Most colleges and graduate schools have advisory and career placement offices that can help connect students with prospective employers or internship opportunities. If you have not yet selected a college this should be an important consideration and something to carefully investigate. When visiting colleges or speaking with their admissions offices it's appropriate to ask about a their programs and placement rates. Some schools have excellent programs and some do not. Once you are in college take time as a freshman to meet and get to know the advisers and others who work in the placement office. Even if you're not able or eligible to pursue an internship until your sophomore or junior year being a familiar face and having a relationship with the advisory and placement staff can give you an edge. In addition to reviewing academic records and resumes, employers will often ask their contacts at the college placement offices for personal recommendations.
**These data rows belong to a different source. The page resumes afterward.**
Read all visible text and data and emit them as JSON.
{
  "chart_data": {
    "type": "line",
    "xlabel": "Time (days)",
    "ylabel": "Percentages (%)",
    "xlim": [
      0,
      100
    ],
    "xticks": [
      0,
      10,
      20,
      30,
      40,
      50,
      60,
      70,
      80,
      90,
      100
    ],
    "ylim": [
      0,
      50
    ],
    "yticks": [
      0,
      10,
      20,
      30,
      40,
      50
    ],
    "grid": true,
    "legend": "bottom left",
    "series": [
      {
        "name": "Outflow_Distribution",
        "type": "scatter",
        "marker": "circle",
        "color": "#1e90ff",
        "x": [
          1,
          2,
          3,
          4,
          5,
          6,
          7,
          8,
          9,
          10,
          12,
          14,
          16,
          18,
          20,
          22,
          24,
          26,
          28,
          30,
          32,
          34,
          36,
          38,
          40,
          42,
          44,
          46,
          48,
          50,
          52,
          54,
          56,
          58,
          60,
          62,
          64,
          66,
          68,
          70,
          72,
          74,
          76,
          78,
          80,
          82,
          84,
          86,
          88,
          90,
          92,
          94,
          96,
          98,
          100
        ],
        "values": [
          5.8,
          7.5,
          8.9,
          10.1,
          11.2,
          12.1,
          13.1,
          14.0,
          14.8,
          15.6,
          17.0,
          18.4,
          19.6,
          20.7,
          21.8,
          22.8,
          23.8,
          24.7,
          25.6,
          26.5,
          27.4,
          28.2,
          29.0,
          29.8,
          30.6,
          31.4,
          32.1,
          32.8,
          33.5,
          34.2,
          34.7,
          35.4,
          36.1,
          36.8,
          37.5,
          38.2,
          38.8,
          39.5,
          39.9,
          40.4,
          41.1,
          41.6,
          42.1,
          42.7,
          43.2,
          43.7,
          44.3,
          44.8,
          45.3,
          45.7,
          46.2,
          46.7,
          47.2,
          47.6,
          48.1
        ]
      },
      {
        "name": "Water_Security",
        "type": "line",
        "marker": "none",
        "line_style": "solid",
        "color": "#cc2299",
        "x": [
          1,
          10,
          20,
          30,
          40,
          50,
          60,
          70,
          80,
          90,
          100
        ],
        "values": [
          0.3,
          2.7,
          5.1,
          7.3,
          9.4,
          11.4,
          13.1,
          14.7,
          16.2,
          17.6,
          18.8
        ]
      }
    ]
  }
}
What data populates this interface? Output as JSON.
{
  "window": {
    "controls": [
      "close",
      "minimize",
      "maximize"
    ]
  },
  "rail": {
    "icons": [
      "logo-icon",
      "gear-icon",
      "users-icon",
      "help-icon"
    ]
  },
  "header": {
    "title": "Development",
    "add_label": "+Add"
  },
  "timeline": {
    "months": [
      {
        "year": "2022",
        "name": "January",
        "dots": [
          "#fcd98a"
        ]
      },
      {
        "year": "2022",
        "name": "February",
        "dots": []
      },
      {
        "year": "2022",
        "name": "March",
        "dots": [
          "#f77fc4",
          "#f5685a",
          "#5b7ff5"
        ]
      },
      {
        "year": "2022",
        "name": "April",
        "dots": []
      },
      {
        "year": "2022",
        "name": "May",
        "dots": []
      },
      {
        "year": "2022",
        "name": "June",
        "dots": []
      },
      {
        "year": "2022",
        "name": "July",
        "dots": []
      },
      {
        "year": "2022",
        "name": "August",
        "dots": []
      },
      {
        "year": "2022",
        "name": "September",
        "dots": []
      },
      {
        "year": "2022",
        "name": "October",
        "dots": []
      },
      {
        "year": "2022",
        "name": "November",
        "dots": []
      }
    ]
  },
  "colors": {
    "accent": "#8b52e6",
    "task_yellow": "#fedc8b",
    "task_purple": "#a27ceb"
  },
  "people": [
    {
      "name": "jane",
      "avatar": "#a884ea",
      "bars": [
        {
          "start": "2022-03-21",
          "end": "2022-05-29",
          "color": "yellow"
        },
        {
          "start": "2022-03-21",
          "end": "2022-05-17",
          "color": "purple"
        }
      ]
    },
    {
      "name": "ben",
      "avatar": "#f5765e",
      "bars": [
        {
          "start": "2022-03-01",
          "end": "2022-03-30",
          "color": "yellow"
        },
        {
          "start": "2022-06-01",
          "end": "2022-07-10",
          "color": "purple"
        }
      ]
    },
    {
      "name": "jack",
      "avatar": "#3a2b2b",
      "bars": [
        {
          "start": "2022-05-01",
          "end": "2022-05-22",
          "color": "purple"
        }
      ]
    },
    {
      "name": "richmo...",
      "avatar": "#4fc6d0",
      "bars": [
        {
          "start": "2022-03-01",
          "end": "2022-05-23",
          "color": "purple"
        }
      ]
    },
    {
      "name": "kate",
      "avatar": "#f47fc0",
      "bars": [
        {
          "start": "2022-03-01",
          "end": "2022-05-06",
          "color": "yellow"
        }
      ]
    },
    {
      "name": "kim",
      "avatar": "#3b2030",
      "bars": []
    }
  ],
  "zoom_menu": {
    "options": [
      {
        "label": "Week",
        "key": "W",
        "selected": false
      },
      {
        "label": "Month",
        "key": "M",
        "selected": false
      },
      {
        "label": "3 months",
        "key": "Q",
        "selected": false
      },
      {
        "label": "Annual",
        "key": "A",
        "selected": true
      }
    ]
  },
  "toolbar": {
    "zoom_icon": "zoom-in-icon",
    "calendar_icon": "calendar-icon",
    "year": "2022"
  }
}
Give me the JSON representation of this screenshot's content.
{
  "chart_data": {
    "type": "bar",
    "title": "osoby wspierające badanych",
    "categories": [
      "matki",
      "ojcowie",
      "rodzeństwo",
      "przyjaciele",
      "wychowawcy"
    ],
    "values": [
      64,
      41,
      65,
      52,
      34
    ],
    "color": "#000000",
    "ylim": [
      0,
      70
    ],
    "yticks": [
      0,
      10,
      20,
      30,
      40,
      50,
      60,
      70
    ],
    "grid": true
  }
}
Although my background is not in medicine, but in the arts, I would like to give you some ideas. You can start connecting wit the career world of your choice as early as now. Either you, your siblings, or cousins, have or had a pediatrician. Start there! If he/she is a doctor close to your family, reach out to him/her and ask questions about their path, and ask for any suggestions they may have.
Most likely, once you choose your college program, the school you go to will have a department or office which provides professional guidance to all students. They will be a great resource of information to you, once you get to that point in your studies. Medical schools have relationships with local hospitals, clinics, and other healthcare providers, which will in time provide opportunities for you to find internships and practical training.